In the face of an enduring shortage of computer chips, Toyota announced this month that it would slash its global production of cars by 40 percent. Factories around the world are limiting operations — despite powerful demand for their wares — because they cannot buy metal parts, plastics and raw materials. Construction companies are paying more for paint, lumber and hardware, while waiting weeks and sometimes months to receive what they need. In Britain, the National Health Service recently advised that it must delay some blood tests because of a shortage of needed gear. A recent survey by the Confederation of British Industry found the worst shortages of parts in the history of the index, which started in 1977.

Freight price continue to rise

The rate for a single shipping container has skyrocketed over the last 18 months as the coronavirus pandemic disrupted supply chains and trade channels. Prices have been rising across the freight sector, including in parcel delivery, trucking, ocean shipping and warehousing.
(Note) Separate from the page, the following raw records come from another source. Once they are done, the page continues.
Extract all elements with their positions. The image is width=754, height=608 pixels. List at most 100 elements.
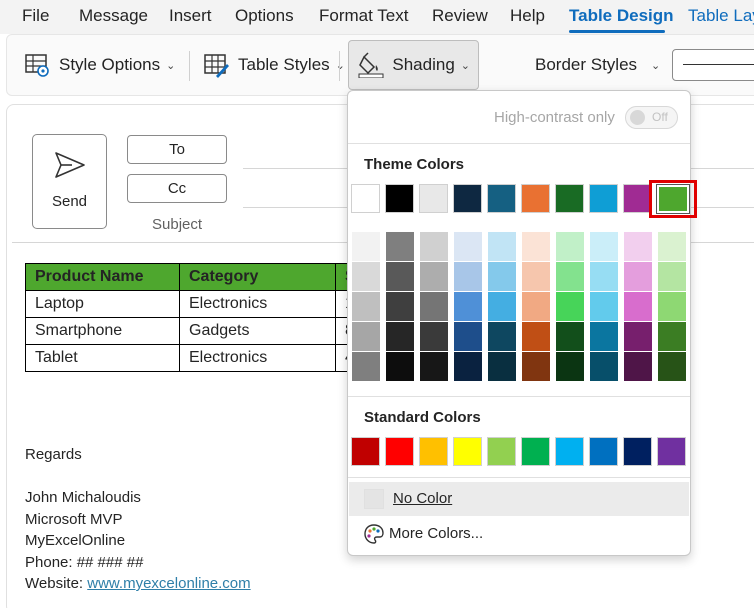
theme-color-swatch[interactable] [589,184,618,213]
standard-color-swatch[interactable] [589,437,618,466]
theme-shade-swatch[interactable] [556,232,584,261]
standard-color-swatch[interactable] [657,437,686,466]
theme-shade-swatch[interactable] [658,292,686,321]
border-line-style-dropdown[interactable] [672,49,754,81]
standard-color-swatch[interactable] [385,437,414,466]
product-table[interactable]: Product Name Category S Laptop Electroni… [25,263,376,372]
menu-table-design[interactable]: Table Design [569,6,674,26]
theme-shade-swatch[interactable] [624,262,652,291]
theme-shade-swatch[interactable] [488,352,516,381]
theme-color-swatch[interactable] [351,184,380,213]
theme-shade-swatch[interactable] [624,292,652,321]
theme-shade-swatch[interactable] [386,322,414,351]
standard-color-swatch[interactable] [351,437,380,466]
theme-color-swatch[interactable] [419,184,448,213]
standard-color-swatch[interactable] [419,437,448,466]
menu-file[interactable]: File [22,6,49,26]
theme-shade-swatch[interactable] [454,352,482,381]
table-cell[interactable]: Gadgets [179,317,336,345]
theme-shade-swatch[interactable] [386,352,414,381]
theme-shade-swatch[interactable] [420,322,448,351]
to-button[interactable]: To [127,135,227,164]
theme-shade-swatch[interactable] [590,322,618,351]
standard-color-swatch[interactable] [521,437,550,466]
theme-shade-swatch[interactable] [420,262,448,291]
theme-shade-swatch[interactable] [454,232,482,261]
theme-shade-swatch[interactable] [386,262,414,291]
standard-color-swatch[interactable] [555,437,584,466]
shading-button[interactable]: Shading ⌄ [348,40,479,90]
theme-shade-swatch[interactable] [386,232,414,261]
table-styles-button[interactable]: Table Styles ⌄ [202,40,345,90]
theme-shade-swatch[interactable] [556,352,584,381]
theme-shade-swatch[interactable] [624,232,652,261]
theme-shade-swatch[interactable] [454,262,482,291]
theme-shade-swatch[interactable] [420,292,448,321]
cc-button[interactable]: Cc [127,174,227,203]
theme-shade-swatch[interactable] [590,262,618,291]
theme-shade-swatch[interactable] [590,232,618,261]
menu-options[interactable]: Options [235,6,294,26]
website-link[interactable]: www.myexcelonline.com [87,575,250,592]
menu-review[interactable]: Review [432,6,488,26]
theme-color-swatch[interactable] [555,184,584,213]
standard-color-swatch[interactable] [453,437,482,466]
theme-shade-swatch[interactable] [352,232,380,261]
theme-shade-swatch[interactable] [454,322,482,351]
menu-format-text[interactable]: Format Text [319,6,408,26]
theme-shade-swatch[interactable] [658,232,686,261]
table-cell[interactable]: Laptop [25,290,180,318]
theme-color-swatch[interactable] [453,184,482,213]
theme-shade-swatch[interactable] [352,322,380,351]
table-cell[interactable]: Smartphone [25,317,180,345]
send-button[interactable]: Send [32,134,107,229]
theme-shade-swatch[interactable] [454,292,482,321]
standard-color-swatch[interactable] [623,437,652,466]
menu-insert[interactable]: Insert [169,6,212,26]
high-contrast-toggle[interactable]: Off [625,106,678,129]
menu-message[interactable]: Message [79,6,148,26]
theme-shade-swatch[interactable] [488,232,516,261]
border-styles-button[interactable]: Border Styles ⌄ [535,40,660,90]
theme-shade-swatch[interactable] [624,322,652,351]
theme-shade-swatch[interactable] [522,232,550,261]
table-cell[interactable]: Electronics [179,290,336,318]
theme-shade-swatch[interactable] [522,292,550,321]
table-header-cell[interactable]: Product Name [25,263,180,291]
theme-color-swatch[interactable] [623,184,652,213]
menu-help[interactable]: Help [510,6,545,26]
theme-shade-swatch[interactable] [556,292,584,321]
style-options-button[interactable]: Style Options ⌄ [23,40,175,90]
no-color-item[interactable]: No Color [349,482,689,516]
selected-color-highlight[interactable] [649,180,697,218]
more-colors-item[interactable]: More Colors... [349,518,689,550]
theme-shade-swatch[interactable] [352,352,380,381]
standard-color-swatch[interactable] [487,437,516,466]
theme-shade-swatch[interactable] [658,322,686,351]
theme-shade-swatch[interactable] [590,352,618,381]
theme-shade-swatch[interactable] [488,262,516,291]
theme-color-swatch[interactable] [385,184,414,213]
theme-shade-swatch[interactable] [658,262,686,291]
theme-shade-swatch[interactable] [590,292,618,321]
theme-shade-swatch[interactable] [420,232,448,261]
theme-color-swatch[interactable] [521,184,550,213]
table-cell[interactable]: Electronics [179,344,336,372]
theme-shade-swatch[interactable] [352,292,380,321]
table-cell[interactable]: Tablet [25,344,180,372]
theme-shade-swatch[interactable] [658,352,686,381]
menu-table-layout[interactable]: Table Layout [688,6,754,26]
theme-shade-swatch[interactable] [522,262,550,291]
theme-shade-swatch[interactable] [522,352,550,381]
theme-color-swatch[interactable] [487,184,516,213]
table-header-cell[interactable]: Category [179,263,336,291]
theme-shade-swatch[interactable] [522,322,550,351]
theme-shade-swatch[interactable] [556,262,584,291]
theme-shade-swatch[interactable] [556,322,584,351]
theme-shade-swatch[interactable] [352,262,380,291]
theme-shade-swatch[interactable] [420,352,448,381]
theme-shade-swatch[interactable] [386,292,414,321]
theme-shade-swatch[interactable] [488,292,516,321]
theme-shade-swatch[interactable] [488,322,516,351]
theme-shade-swatch[interactable] [624,352,652,381]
Most freight-transportation contracts are negotiated annually, although many large shippers may have multiyear agreements with a variety of carriers. The spot price to ship a 40-foot container from Shanghai to Los Angeles earlier this month was 75% higher than the same time last year.

Demand forecasting issues

Demand Forecasting defined as the process by which the historical sales data are used to develop an estimate of the expected forecast of customer demand. Demand Forecasting provides an estimate of the of goods and services that customers will purchase in the foreseeable future.?Demand forecasting forms an essential component of the supply chain process. It’s the driver for almost all supply chain related decisions. Demand Forecasting facilitates critical business activities like budgeting, financial planning, sales and marketing plans, raw material planning, production planning, risk assessment and formulating mitigation plans.

Changing aspect of customer’s requirement

Consumer demand for things like faster delivery times, production-on-demand, and instantly available order status updates has largely been powered by the rise of the internet and its ability to provide such immediate feedback. The impact this increase in consumer knowledge and the ready availability of information is having on the manufacturing world (and other B2C industries as well) can be felt up and down the value chain in myriad ways. The pandemic fundamentally changed the way consumers behave.

Digitalization

Supply chain digitization can have a profound impact on your bottom line, and it’s central to the success of businesses in many different industries. More than 85% of C-level executives anticipate that digitization efforts will enhance cash flow and reduce Days Sales Outstanding. Supply chain digitization (or supply chain digital transformation) is the process of turning analog supply chain processes into digital ones by establishing dedicated master data that aggregates information from across your entire supply chain, as well as information from some external sources (e.g. internal historical sales data, point-of-sale consumer data, socioeconomic data such as unemployment rates, and external data such as Google trends or competitor prices).